The music of hip-hop artists and other in the African-American community aren’t safe from the glaring obsession of whiteness. The Kardashian family apparently felt it would be hip to shoot their own version of Notorious B.I.G.’s “Hypnotize” music video during a trip to the Dominican Republic.
Complete with whiteness’ take on swag, the family succumbs to not only mocking the dance moves of women in hip-hop videos, but also features members of the family mimicking so-called gangsta poses and dance moves.
Trying to describe the debauchery in the video does not do one justice. You would be better off watching it yourself.

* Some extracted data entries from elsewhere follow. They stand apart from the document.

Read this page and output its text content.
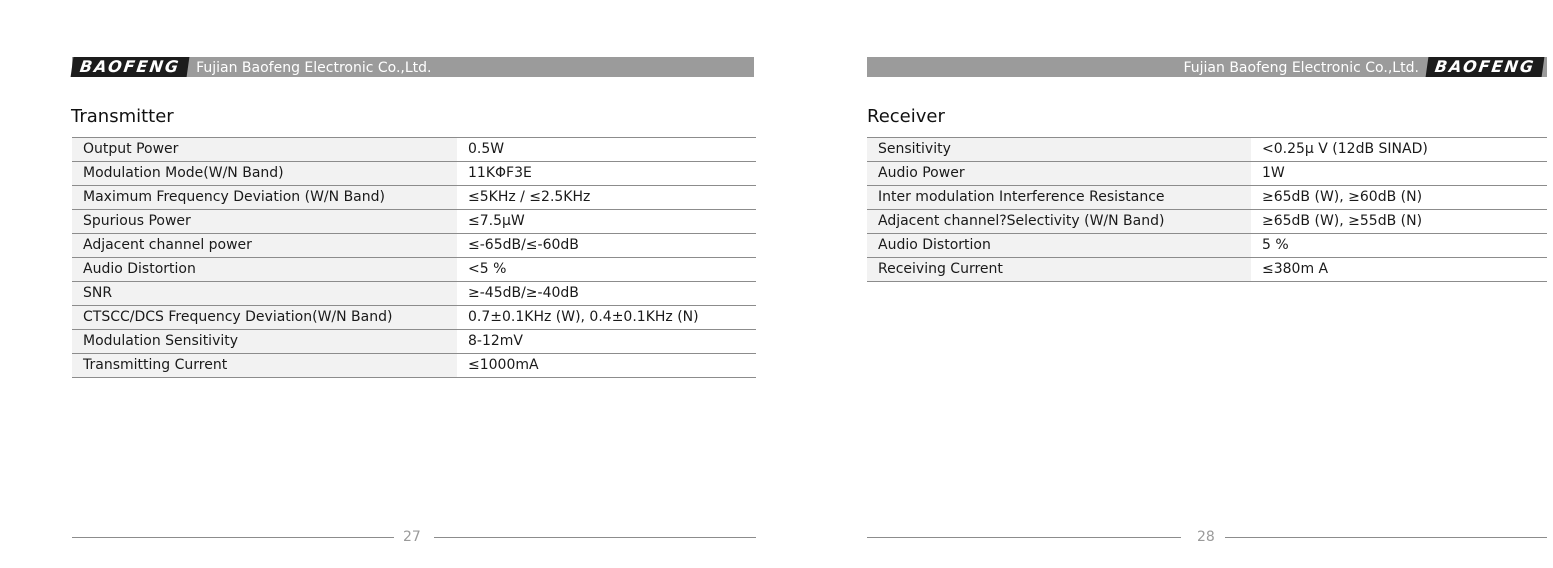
BAOFENG Fujian Baofeng Electronic Co.,Ltd.
Transmitter
Output Power	0.5W
Modulation Mode(W/N Band)	11KΦF3E
Maximum Frequency Deviation (W/N Band)	≤5KHz / ≤2.5KHz
Spurious Power	≤7.5μW
Adjacent channel power	≤-65dB/≤-60dB
Audio Distortion	<5 %
SNR	≥-45dB/≥-40dB
CTSCC/DCS Frequency Deviation(W/N Band)	0.7±0.1KHz (W), 0.4±0.1KHz (N)
Modulation Sensitivity	8-12mV
Transmitting Current	≤1000mA
27
Fujian Baofeng Electronic Co.,Ltd. BAOFENG
Receiver
Sensitivity	<0.25μ V (12dB SINAD)
Audio Power	1W
Inter modulation Interference Resistance	≥65dB (W), ≥60dB (N)
Adjacent channel?Selectivity (W/N Band)	≥65dB (W), ≥55dB (N)
Audio Distortion	5 %
Receiving Current	≤380m A
28
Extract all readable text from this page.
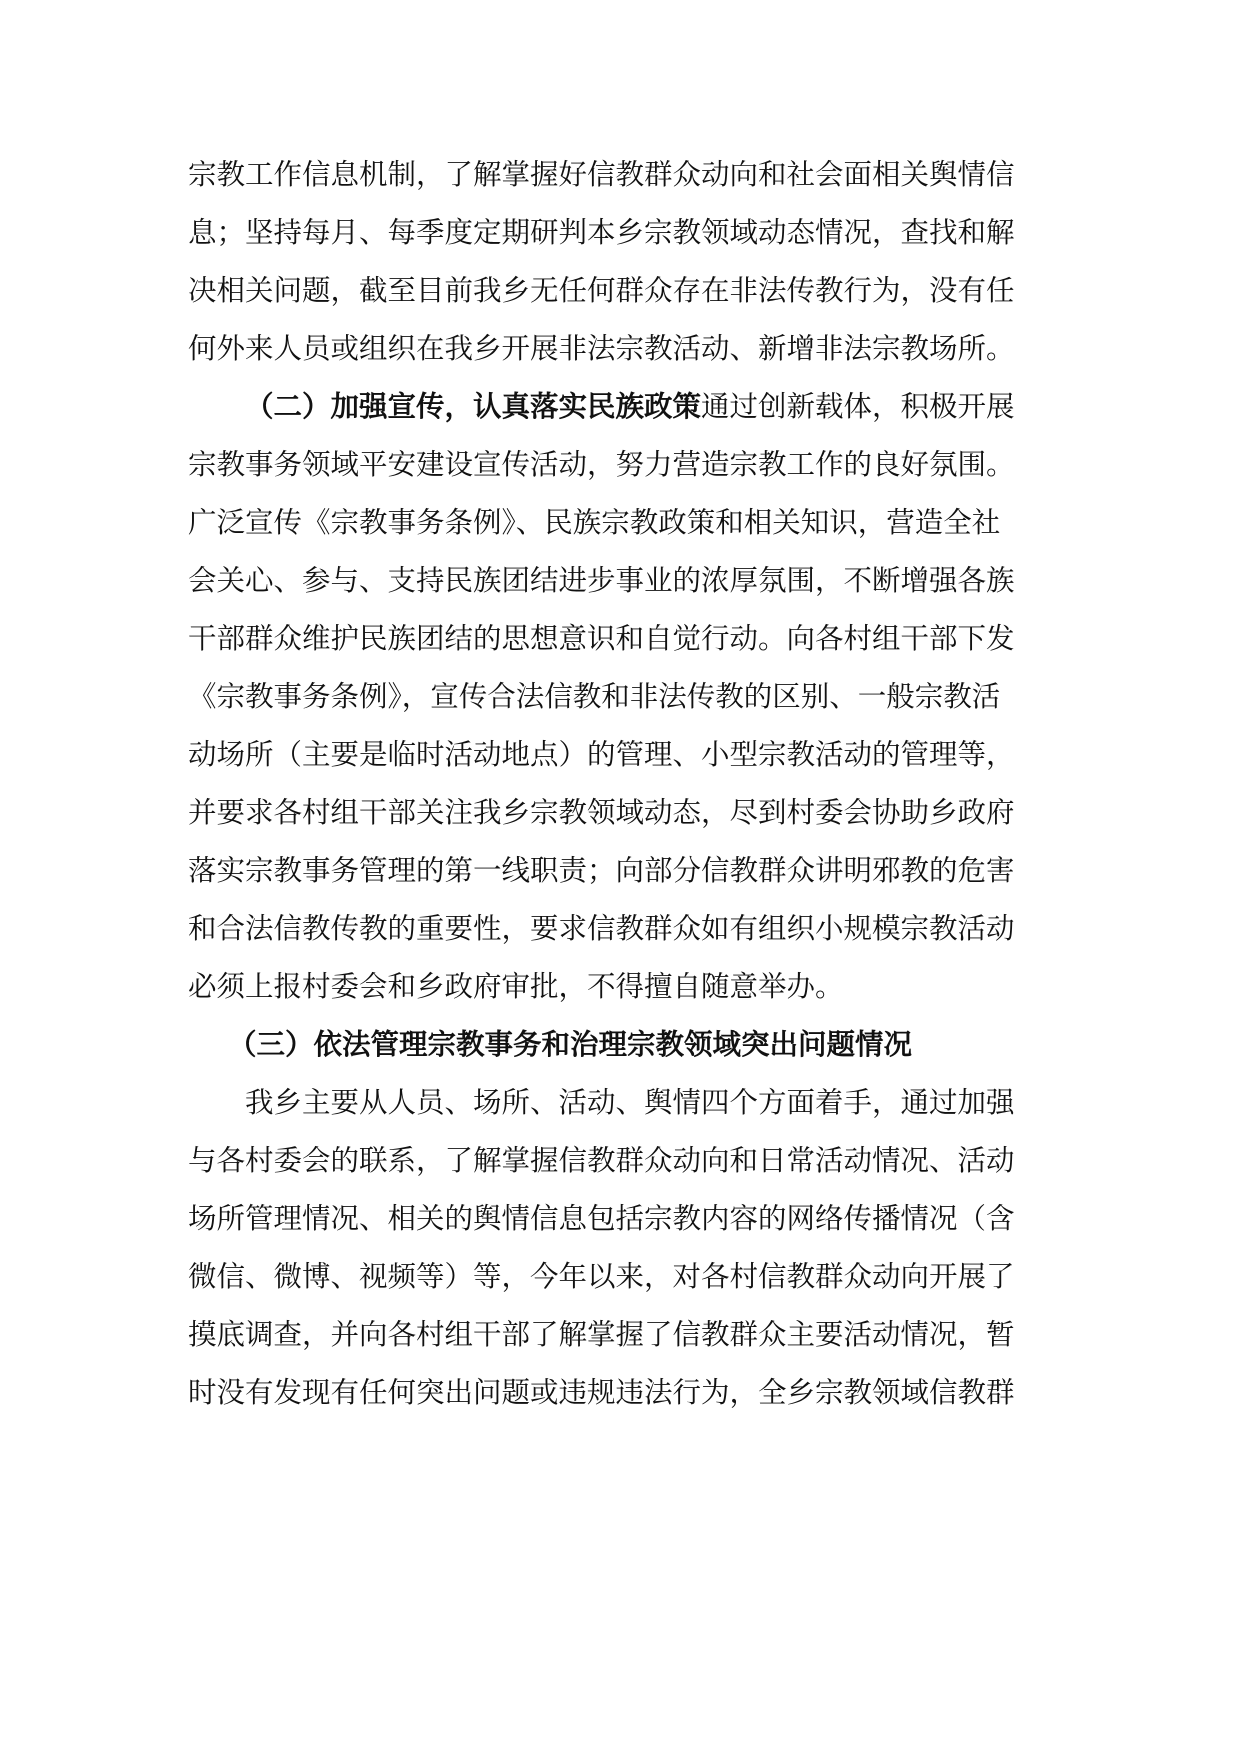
宗教工作信息机制，了解掌握好信教群众动向和社会面相关舆情信
息；坚持每月、每季度定期研判本乡宗教领域动态情况，查找和解
决相关问题，截至目前我乡无任何群众存在非法传教行为，没有任
何外来人员或组织在我乡开展非法宗教活动、新增非法宗教场所。
（二）加强宣传，认真落实民族政策通过创新载体，积极开展
宗教事务领域平安建设宣传活动，努力营造宗教工作的良好氛围。
广泛宣传《宗教事务条例》、民族宗教政策和相关知识，营造全社
会关心、参与、支持民族团结进步事业的浓厚氛围，不断增强各族
干部群众维护民族团结的思想意识和自觉行动。向各村组干部下发
《宗教事务条例》，宣传合法信教和非法传教的区别、一般宗教活
动场所（主要是临时活动地点）的管理、小型宗教活动的管理等，
并要求各村组干部关注我乡宗教领域动态，尽到村委会协助乡政府
落实宗教事务管理的第一线职责；向部分信教群众讲明邪教的危害
和合法信教传教的重要性，要求信教群众如有组织小规模宗教活动
必须上报村委会和乡政府审批，不得擅自随意举办。
（三）依法管理宗教事务和治理宗教领域突出问题情况
我乡主要从人员、场所、活动、舆情四个方面着手，通过加强
与各村委会的联系，了解掌握信教群众动向和日常活动情况、活动
场所管理情况、相关的舆情信息包括宗教内容的网络传播情况（含
微信、微博、视频等）等，今年以来，对各村信教群众动向开展了
摸底调查，并向各村组干部了解掌握了信教群众主要活动情况，暂
时没有发现有任何突出问题或违规违法行为，全乡宗教领域信教群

(As an aside: I’m surprised the video has remained up for as long as it has–it’s a clear case of copyright infringement on the estate of the legendary hip-hop artist).
Anyway, on to my rant.
Marginalized bodies have routinely suffered from the cultural appropriation inflicted and othering by whiteness looking to have a little exotic fun at the expense of our dignity. People of color, particularly black people in the good ol’ U.S. of A., on a regular basis have our cultural and artistic expression hijacked, co-opted and stolen by white people without even one hint of acknowledgment or appreciation. Whiteness and white people have lifted the forms of expressions by black folks and other POCs, morphed it to their audiences’ liking and marketed their creation as if it were their own, not even paying respects to the real curators of their art. From the likes of Kreashawyn to the cover of Willow Smith’s Whip My Hair, whiteness continues to demonstrate to the world that our forms of expressions are an area in which they, too, can colonize without remorse or gratitude.
The Kardashian video is a prime example of the blatant disrespect and disregard for hip-hop culture and the primarily African-American voices behind it. I’m sure the family believed their video is a shining example of how down they are with Notorious B.I.G., hip-hop and, as Donald Trump would say, the blacks. I’m sure the family, if their actions are called into question, will point to their token POC friends and vehemently deny they have a racist bone in their body. So what if they, in the same breath, participate in the othering of a form of expression embraced by their friends of color.
And while the Kardashians and their offensive antics may not be the embodiment of what the world believes is the true form of racism, their mindless, insensitive co-opting of Notorious B.I.G. and hip-hop culture is a reflection of how whiteness, despite appearing to show its gratitude to POCs and our cultures, continues to oppress, mock and relegate marginalized bodies to second-class citizenship.
Whiteness can’t and won’t allow The Others to freely express themselves without giving in to its inherent need to invade and impose its ideals upon our culture and livelihood.